The theme for the coming weeks will still be 2021 titles. I wasn’t intending to purchase Elif Shafak’s latest novel, The Island of Missing Trees. I was a little underwhelmed by my last Shafak novel, The Bastard of Istanbul, but then I changed my mind, as a Cancer baby normally does. I have read nothing but positive reviews on the book. One review even concluded that it was the best of Shafak’s entire repertoire. After all, I am fascinated by Shafak’s examination of the tenuous relationships her native country has established with its neighbors. It was in late 2021 that I have encountered Chibundu Onuzo’s Sankofa. I have never heard of Onuzo before nor have I read any of his works. However, there was something mysterious about Sankofa that piqued my curiosity.

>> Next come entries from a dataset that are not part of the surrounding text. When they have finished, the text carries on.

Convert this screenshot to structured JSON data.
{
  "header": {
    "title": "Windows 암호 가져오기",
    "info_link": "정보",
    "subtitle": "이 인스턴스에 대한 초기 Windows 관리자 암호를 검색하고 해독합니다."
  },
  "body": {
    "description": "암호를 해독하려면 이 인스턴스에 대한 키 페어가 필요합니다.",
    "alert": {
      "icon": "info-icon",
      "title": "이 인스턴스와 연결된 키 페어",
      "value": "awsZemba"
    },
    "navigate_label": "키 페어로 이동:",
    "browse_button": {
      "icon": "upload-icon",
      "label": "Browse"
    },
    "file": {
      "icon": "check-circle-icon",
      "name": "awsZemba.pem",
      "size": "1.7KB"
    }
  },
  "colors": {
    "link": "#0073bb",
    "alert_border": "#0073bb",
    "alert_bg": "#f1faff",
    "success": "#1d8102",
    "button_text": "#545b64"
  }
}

I have also lined up Jonathan Franzen’s Crossroads and Taylor Jenkins Reid’s Malibu Rising in my reading journey. Like in the case of Ozeki and Shafak, I wasn’t planning on reading Franzen’s latest offering for I was hardly impressed by Freedom. But this year has developed into a year of reading redemptions so why not give Crossroads a chance. Honestly, I feel like the book resonates with the same themes as T.C. Boyle’s Drop City. It gives off that similar vibe. I have never read any of Jenkins Reid’s works before although I keep encountering her name. It was my erroneous perception of her works that kept me off of them. I thought that Jenkins Reid’s works were works of young adult fiction. But, of course, I would soon learn I was wrong.

That’s it for this week’s WWW Wednesday. I hope you are all doing great. Happy reading and always stay safe! Happy Wednesday again!